Pas deuxième enfant… Pas de petit être qui poussera dans mon ventre, qui sera à nouveau le fruit de notre amour, de nos singularités mixées en une seule et nouvelle entité.  Pas de Gaston, Oscar, ou Nina…
Tu ne verras jamais le jour, mon enfant désiré.  Toi qui aurait pu compléter mon cœur et notre famille.

 

Adieu cette toute puissance, celle d'avoir la capacité de donner la vie. Cette confiance de passer à travers toutes les étapes de la grossesse, pour arriver au terme et à la naissance d'un nouvel être humain. 
Adieu cette envie d'avoir une un peu plus grande famille que celle que j'ai connu…

 

Pourquoi prendre une décision si difficile, si triste ? Cela a été le fruit d'une longue négociation intérieure.

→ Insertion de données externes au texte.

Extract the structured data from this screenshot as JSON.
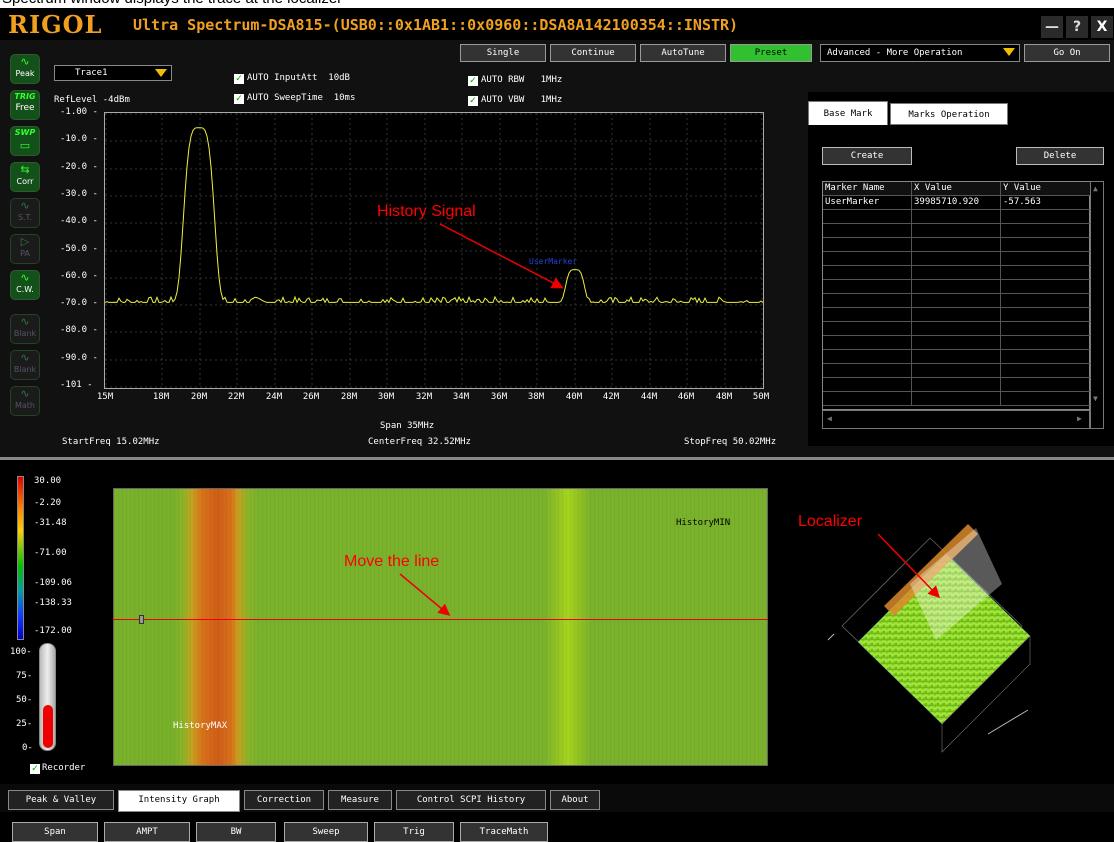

Mon mari que j'aime énormément ne voulait pas de deuxième enfant. Pour lui, cela a toujours été "zéro ou un".  Une part de moi a toujours rêvé de le faire flancher, et une part de lui a toujours laissé la porte ouverte à "on verra bien, on en discutera".  Au jour d'aujourd'hui, notre fille a 3 ans et demi, et cette porte, de son côté il préfère la refermer. Notre quotidien n'est pas simple, notre fille a un caractère compliqué (très affirmé, très opposant) et cela depuis ses 1,5 ans. Au départ, on nous a dit que c'était le "terrible two".. Puis le "threenager".  Honnêtement, je me demande quand cela va s'arrêter. Les moments calmes sont rares, et même en installant des routines, les guerres sont fréquentes. Quoi qu'on fasse, nous n'arrivons pas à faire baisser ces crises (rassurer, négociation, fermeté voir même lui crier dessus…). Ce quotidien nous épuise, en plus de deux boulots prenants et parfois stressants. Nous sommes, qui plus est, deux anxieux, et moi une perfectionniste (même si on travaille tous les deux à gérer ces défauts-là, ils reviennent souvent au galop).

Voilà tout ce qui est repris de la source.